“One of the great things about London, of course, is that it was bombed.” Hussein Chalayan is adept at making both statements and garments that sound and look challenging to process, yet which, upon further reflection or wearing, impose their own Chalayan-ish logic. It takes a while, but you get there. Bombed London-wise, the designer was discussing the fracturing effect of German explosives on the postwar socioeconomic shape of the city. The bombing itself was terrible. However, one of its by-products was less so; the Blitz tore apart the fabric of the English capital to create room for the poor and recently arrived to live cheek by jowl with the rich and established.

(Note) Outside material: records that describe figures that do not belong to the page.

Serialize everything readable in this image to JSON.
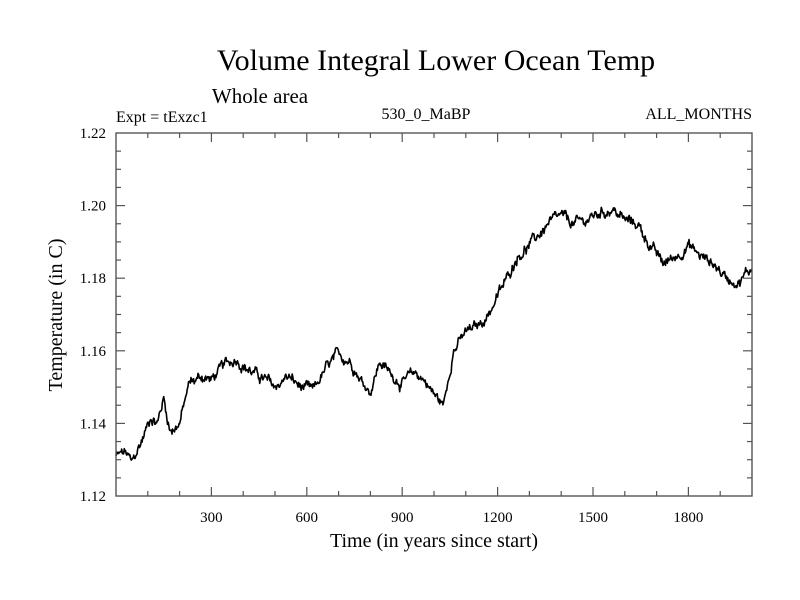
{
  "chart_data": {
    "type": "line",
    "title": "Volume Integral Lower Ocean Temp",
    "subtitle": "Whole area",
    "annotations": {
      "left": "Expt = tExzc1",
      "center": "530_0_MaBP",
      "right": "ALL_MONTHS"
    },
    "xlabel": "Time (in years since start)",
    "ylabel": "Temperature (in C)",
    "xlim": [
      0,
      2000
    ],
    "ylim": [
      1.12,
      1.22
    ],
    "xticks": [
      300,
      600,
      900,
      1200,
      1500,
      1800
    ],
    "xtick_labels": [
      "300",
      "600",
      "900",
      "1200",
      "1500",
      "1800"
    ],
    "yticks": [
      1.12,
      1.14,
      1.16,
      1.18,
      1.2,
      1.22
    ],
    "ytick_labels": [
      "1.12",
      "1.14",
      "1.16",
      "1.18",
      "1.20",
      "1.22"
    ],
    "grid": false,
    "legend": "none",
    "series": [
      {
        "name": "Volume integral lower ocean temperature",
        "color": "#000000",
        "x": [
          0,
          30,
          50,
          80,
          110,
          130,
          150,
          170,
          200,
          230,
          270,
          300,
          340,
          380,
          400,
          430,
          470,
          500,
          540,
          580,
          620,
          660,
          700,
          740,
          770,
          800,
          830,
          860,
          900,
          940,
          970,
          1000,
          1030,
          1060,
          1100,
          1140,
          1170,
          1200,
          1230,
          1260,
          1300,
          1330,
          1360,
          1400,
          1440,
          1480,
          1520,
          1560,
          1600,
          1640,
          1680,
          1720,
          1760,
          1800,
          1840,
          1880,
          1920,
          1960,
          2000
        ],
        "y": [
          1.131,
          1.132,
          1.129,
          1.135,
          1.142,
          1.14,
          1.147,
          1.138,
          1.14,
          1.151,
          1.153,
          1.152,
          1.156,
          1.158,
          1.156,
          1.154,
          1.152,
          1.15,
          1.153,
          1.15,
          1.149,
          1.155,
          1.159,
          1.157,
          1.152,
          1.149,
          1.157,
          1.154,
          1.151,
          1.154,
          1.152,
          1.148,
          1.145,
          1.16,
          1.165,
          1.167,
          1.17,
          1.175,
          1.18,
          1.186,
          1.189,
          1.192,
          1.195,
          1.197,
          1.195,
          1.196,
          1.198,
          1.199,
          1.196,
          1.195,
          1.189,
          1.184,
          1.186,
          1.189,
          1.186,
          1.184,
          1.18,
          1.179,
          1.183
        ]
      }
    ]
  }
}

Chalayan was musing about London but thinking about Paris, a capital with a much more rigid socio-geographic structure. As previously explained in the review of the menswear collection that was produced in tandem with this Pre-Fall: “This season’s show was titled Périphérique after the 25 km highway that encircles Paris and is effectively a moat between the affluent, established inner confines of the city and the banlieues, or suburbs, beyond—in which a large proportion of Paris’s immigrant population is centered. That inspiration—the tensions that ensue from unintegrated immigration—manifested itself abstractedly.”
As with the menswear, Chalayan created apparently eroded or slashed-away layers in his garments here—silk viscose and wool dresses sometimes patterned with Venn diagrams and leopard print, or North African blanket print, or a double-layered corduroy overcoat. This he described as “an exercise in merging and separation.” The raw edges on these layered strata suggested tension. Semi-detachable loops of cloth, buttonable in various ways to semi-enfold the body or hang loose, were integrated as an abstracted metaphor for a journey that goes nowhere; there were less here than in men’s. As with every Chalayan collection, the abstracted inspiration did not define it—you didn’t have to have badly handled immigration on your mind to get a kick out of the clothes—but they added an extra layer the cognoscenti will appreciate.